The Cubs would be thrilled to hear Veal saying that, towing the party line. They've stressed strike-throwing as a skill they're emphasizing for all of their pitchers this spring. Veal, despite all of his dominance, walked 82 in 2006. For long-term success, he'll need to bring that number down. The first step in that process is the realization that he doesn't have to punch out every hitter he faces. It's not a lesson learned easily by young pitchers with overpowering stuff.

"I don't know who doesn't like to strike guys out. I love it," Veal said. "It's the greatest feeling. It's hard to get rid of. But in order to make the Major Leagues, it's what you have to do. I'll still get a few, I hope, but I hope to get more ground balls and make it easier for myself."

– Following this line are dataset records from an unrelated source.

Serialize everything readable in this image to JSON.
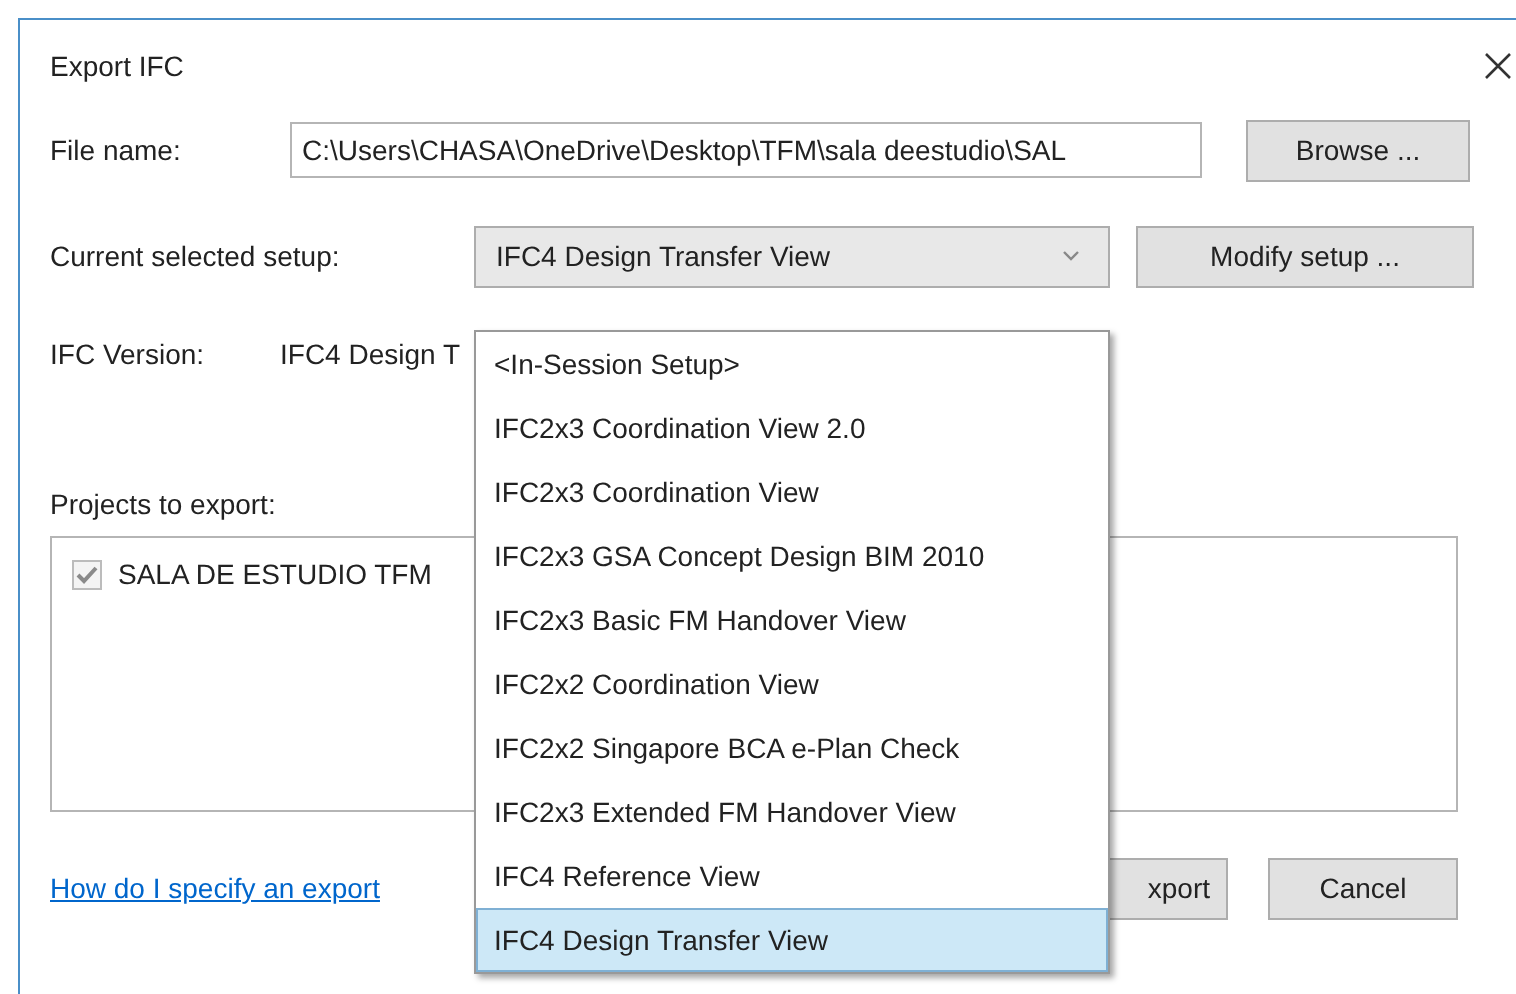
{
  "window": {
    "title": "Export IFC"
  },
  "file_name": {
    "label": "File name:",
    "value": "C:\\Users\\CHASA\\OneDrive\\Desktop\\TFM\\sala deestudio\\SAL",
    "button": "Browse ..."
  },
  "setup": {
    "label": "Current selected setup:",
    "value": "IFC4 Design Transfer View",
    "button": "Modify setup ...",
    "expanded": true,
    "options": [
      {
        "label": "<In-Session Setup>",
        "selected": false
      },
      {
        "label": "IFC2x3 Coordination View 2.0",
        "selected": false
      },
      {
        "label": "IFC2x3 Coordination View",
        "selected": false
      },
      {
        "label": "IFC2x3 GSA Concept Design BIM 2010",
        "selected": false
      },
      {
        "label": "IFC2x3 Basic FM Handover View",
        "selected": false
      },
      {
        "label": "IFC2x2 Coordination View",
        "selected": false
      },
      {
        "label": "IFC2x2 Singapore BCA e-Plan Check",
        "selected": false
      },
      {
        "label": "IFC2x3 Extended FM Handover View",
        "selected": false
      },
      {
        "label": "IFC4 Reference View",
        "selected": false
      },
      {
        "label": "IFC4 Design Transfer View",
        "selected": true
      }
    ]
  },
  "ifc_version": {
    "label": "IFC Version:",
    "value": "IFC4 Design T"
  },
  "projects": {
    "label": "Projects to export:",
    "items": [
      {
        "label": "SALA DE ESTUDIO TFM",
        "checked": true
      }
    ]
  },
  "help_link": "How do I specify an export",
  "buttons": [
    "xport",
    "Cancel"
  ]
}
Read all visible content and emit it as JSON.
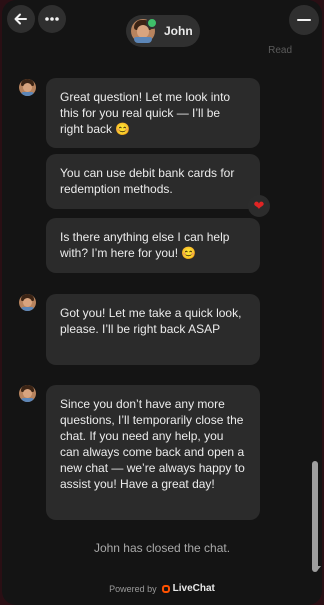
{
  "header": {
    "agent_name": "John",
    "read_label": "Read"
  },
  "messages": [
    {
      "text": "Great question! Let me look into this for you real quick — I’ll be right back 😊"
    },
    {
      "text": "You can use debit bank cards for redemption methods."
    },
    {
      "text": "Is there anything else I can help with? I’m here for you! 😊"
    },
    {
      "text": "Got you! Let me take a quick look, please. I’ll be right back ASAP"
    },
    {
      "text": "Since you don’t have any more questions, I’ll temporarily close the chat. If you need any help, you can always come back and open a new chat — we’re always happy to assist you! Have a great day!"
    }
  ],
  "reaction": {
    "emoji": "❤"
  },
  "status": {
    "closed_text": "John has closed the chat."
  },
  "footer": {
    "powered_by": "Powered by",
    "brand": "LiveChat"
  },
  "colors": {
    "accent": "#ff5100",
    "online": "#3fc06a",
    "heart": "#e02424"
  }
}
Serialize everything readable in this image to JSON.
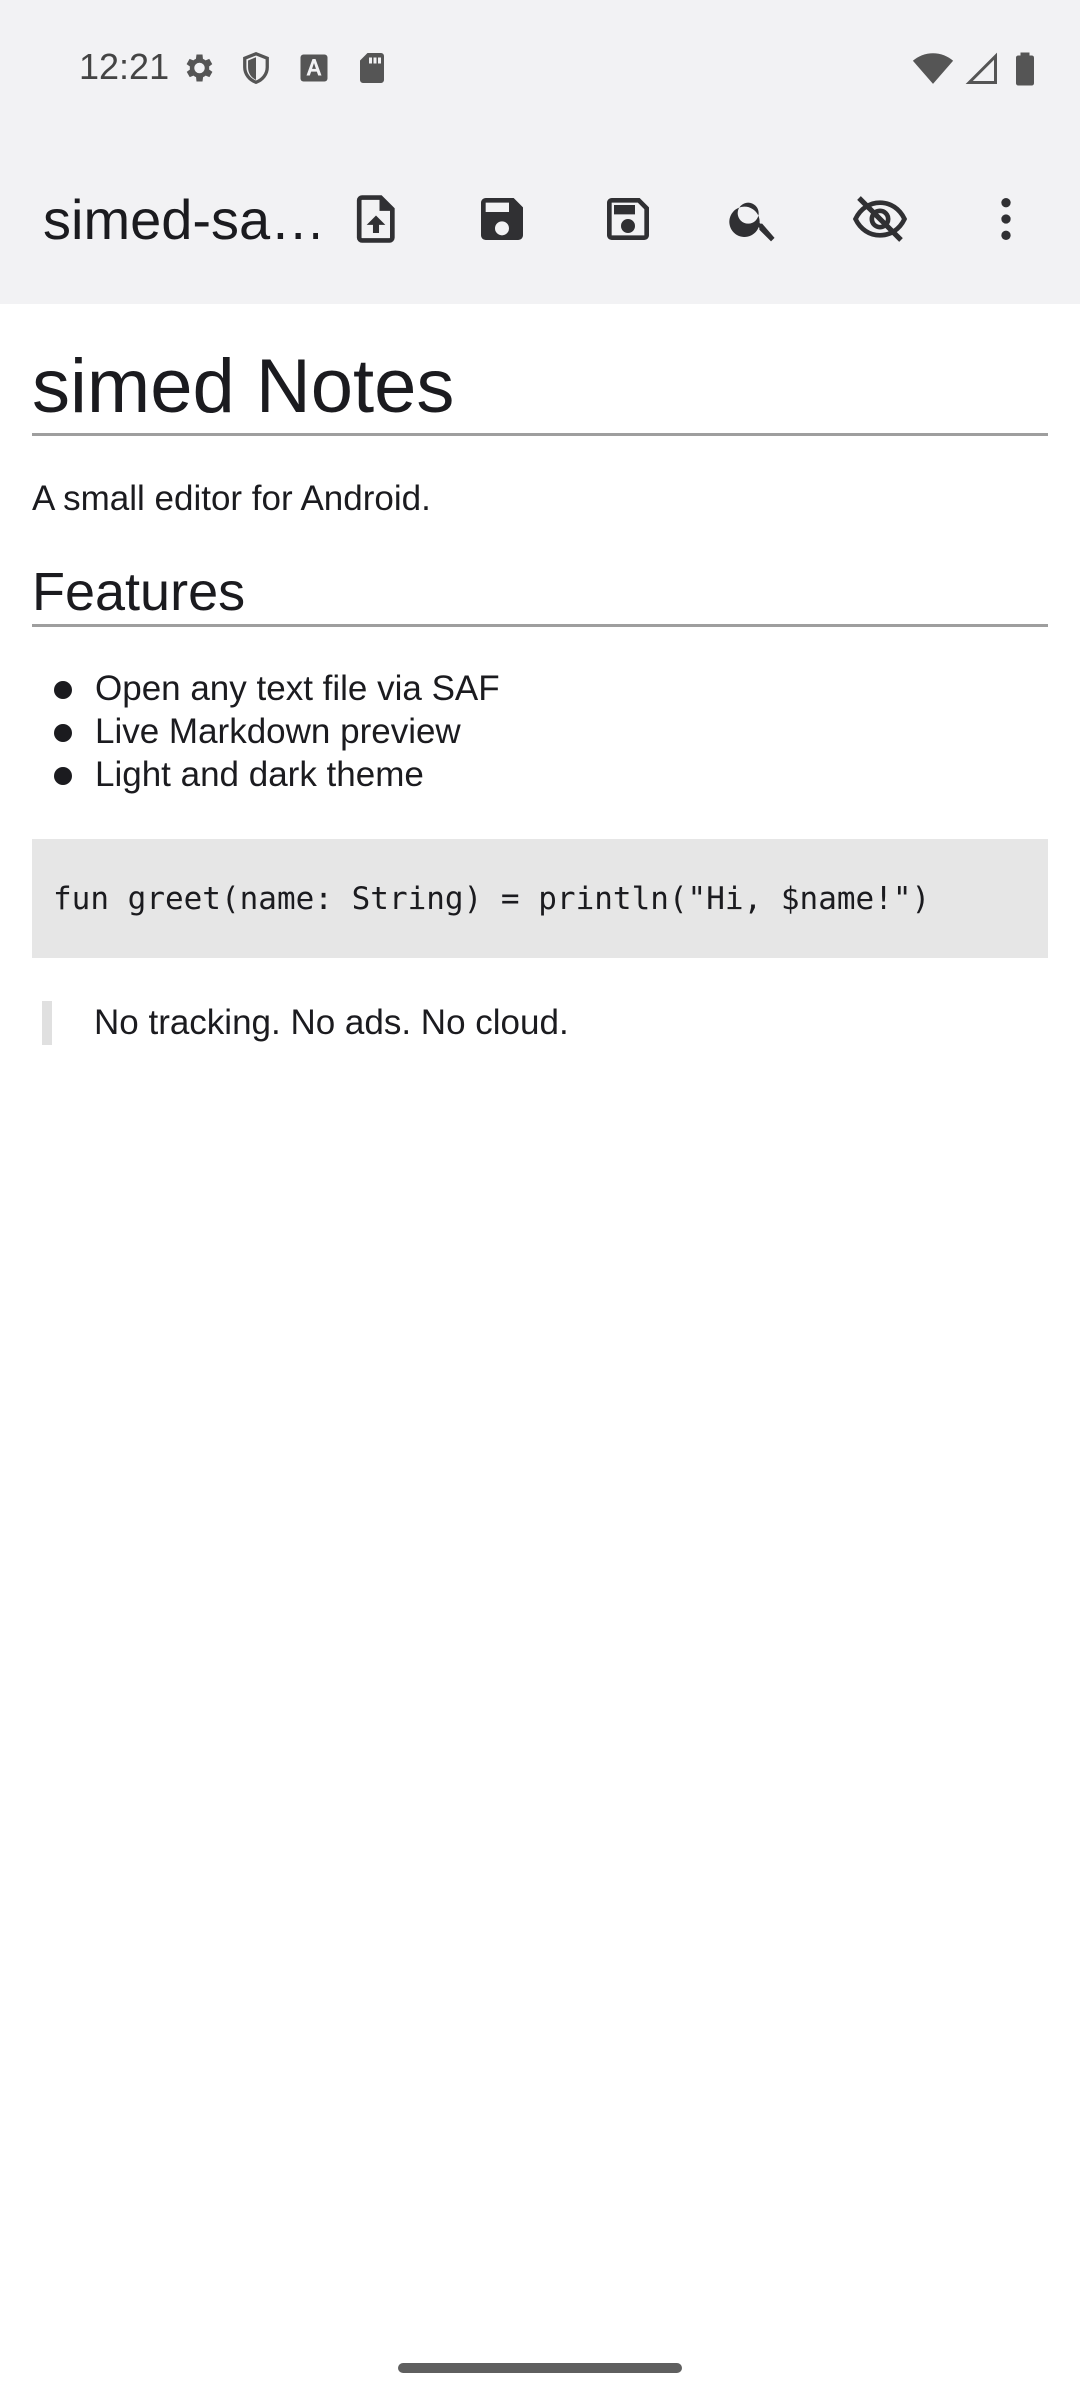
{
  "status_bar": {
    "time": "12:21",
    "left_icons": [
      "settings-icon",
      "shield-icon",
      "text-a-icon",
      "sd-card-icon"
    ],
    "right_icons": [
      "wifi-icon",
      "cell-signal-icon",
      "battery-icon"
    ]
  },
  "toolbar": {
    "title": "simed-sa…",
    "actions": [
      "open-file-icon",
      "save-icon",
      "save-as-icon",
      "search-icon",
      "preview-toggle-icon",
      "overflow-menu-icon"
    ]
  },
  "document": {
    "h1": "simed Notes",
    "intro": "A small editor for Android.",
    "h2": "Features",
    "features": [
      "Open any text file via SAF",
      "Live Markdown preview",
      "Light and dark theme"
    ],
    "code": "fun greet(name: String) = println(\"Hi, $name!\")",
    "quote": "No tracking. No ads. No cloud."
  },
  "colors": {
    "chrome_bg": "#f2f2f4",
    "code_bg": "#e6e6e6",
    "text": "#1b1b1f"
  }
}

Veal wasn't so eager to buy into that program initially. When you're barely giving up a hit every two innings and striking out well over a batter an inning, it's hard to swallow when someone tells you to do something different. But he was taught a blunt lesson about how the ability to pitch deep into games directly correlates to big-league success.

"I see it more now," Veal said. "Early in the season, I was only going four or five innings and the coaches told me straight up, 'Look, guys pitching into the seventh and eighth are the guys getting paid. Those are the guys making it to the big leagues as starters. The guys who are throwing short are pitching in relief or aren't starting in the Major Leagues.'

"Even then, going later in the games, you're helping the team more. You're not using as many pitchers, the bullpen is fresh. It saves your arm. You feel better every start because you know you don't have to throw 100 pitches to strike out 10 guys. You can just throw 75 and get 30 ground balls and you're done and you get the W. That's all that matters."

So far this spring, it's clear Veal is working on putting that theory into practice. Throwing in the Cubs' mini-camp for Minor Leaguers, he's been extremely sharp, maintaining his delivery, keeping the ball down and consistently hitting spots.

"Donald Veal has really, really looked as good as adverstised," said Oneri Fleita, the Cubs director of player development and Latin American operations. "He's making the steps. He's starting to mature and his delivery is really repeating itself."

What Veal doesn't want to repeat is a level. All indications are that he won't have to, making the jump to Double-A Tennessee to start the season. Of course, being the competitor that he is, he wouldn't mind trying to push the envelope a little bit.

"I haven't really talked to anyone about it," Veal said. "That's my hope, at least start in Double-A. I hope I can make somebody make a tough decision. The plan is start in Double-A and we'll go from there."

Veal pauses, then added with a smile, as if he knew the Cubs were listening, "Throwing strikes is the key."

Jonathan Mayo is a reporter for MLB.com. This story was not subject to the approval of Major League Baseball or its clubs.